Hypermobile Ehlers Danlos Syndrome

Hypermobile Ehlers-Danlos Syndrome, also known as hypermobile Ehlers-Danlos Syndrome, is a connective tissue disorder. It affects the patient’s skin, joints, and blood vessel walls. This condition can cause a person to have too flexible joints and fragile skin.

Hypermobile Ehlers-Danlos Syndrome, an inherited disorder, can present with a variety of symptoms. This condition is not the same for everyone.

Some symptoms of hEDS include:

  • Hypermobility in joint
  • Joint pain
  • Clicking joints
  • Fatigue
  • Heartburn
  • Constipation
  • Dizziness
  • Stress incontinence
  • Fragile skin
  • Organ prolapse

This condition is not the same for everyone. While some people may experience all of the symptoms, others may only experience a few.

Headaches and migraines

People with hEDS often experience migraines and headaches. It is easy to find migraine relief medication for headaches. It’s not always easy to understand why people with this condition feel this way.

Perhaps there is a sensitivity for light. Bright lights can cause headaches and migraines to worsen. It has been suggested that the eyes of a person with hEDS may not properly react to light. No matter what the cause, many people with hEDS are very sensitive to light.

The Normal Range of Movement

Hypermobile Ehlers Danlos Syndrome patients may be advised to maintain a normal range of movement. It doesn’t matter what health professional tells you, the normal range for movement isn’t always known. People with hEDS have more movement than others. Some people can bend their fingers in the “wrong” way, while others can stretch their skin. Some people can twist their necks so far that they can see behind it.

The normal range of motion for one person may not be the same for another. This means that those suffering from this condition should be aware of the normal ranges of movement. This will help keep your joints and tendons in good shape.
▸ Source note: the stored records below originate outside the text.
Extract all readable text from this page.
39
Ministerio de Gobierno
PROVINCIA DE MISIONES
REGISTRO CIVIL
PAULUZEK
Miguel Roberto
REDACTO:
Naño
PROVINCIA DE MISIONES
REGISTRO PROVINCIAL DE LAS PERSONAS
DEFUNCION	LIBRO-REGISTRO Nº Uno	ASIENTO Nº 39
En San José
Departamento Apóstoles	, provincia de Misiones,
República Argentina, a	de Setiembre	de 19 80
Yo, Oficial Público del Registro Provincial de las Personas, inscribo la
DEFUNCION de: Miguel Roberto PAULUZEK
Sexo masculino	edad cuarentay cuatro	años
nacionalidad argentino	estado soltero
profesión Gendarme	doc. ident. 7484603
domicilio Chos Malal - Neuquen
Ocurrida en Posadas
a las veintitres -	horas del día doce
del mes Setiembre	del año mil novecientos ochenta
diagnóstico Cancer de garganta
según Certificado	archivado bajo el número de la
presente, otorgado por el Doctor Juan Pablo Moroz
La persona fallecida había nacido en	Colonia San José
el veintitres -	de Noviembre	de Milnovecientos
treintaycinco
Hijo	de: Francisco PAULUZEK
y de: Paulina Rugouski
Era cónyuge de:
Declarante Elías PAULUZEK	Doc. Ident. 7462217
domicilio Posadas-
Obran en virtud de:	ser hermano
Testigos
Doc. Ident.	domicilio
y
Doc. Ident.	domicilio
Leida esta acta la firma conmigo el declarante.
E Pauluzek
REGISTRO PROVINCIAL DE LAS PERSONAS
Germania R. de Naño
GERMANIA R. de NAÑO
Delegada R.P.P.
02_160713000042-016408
Ehlers Danlos Syndrome Treatment

Although there is no cure for this condition, patients can seek medical assistance. The physical therapist will teach exercises that strengthen the joints. An occupational therapist will help those suffering from this condition manage their daily activities. If the patient is suffering from long-term pain, therapy may be helpful.

For those suffering from this condition, medication is often prescribed. Painkillers may be required if a tendon or joint is hurting. Physical therapy can be used to strengthen the joints and prevent future problems.

Although there is currently no cure, many people who suffer from this condition tend to feel less pain with age. As with everyone else, they are less mobile as they age. This means that they will become less mobile and thus less likely to injure theirself. Sometimes, it can be a blessing to get older.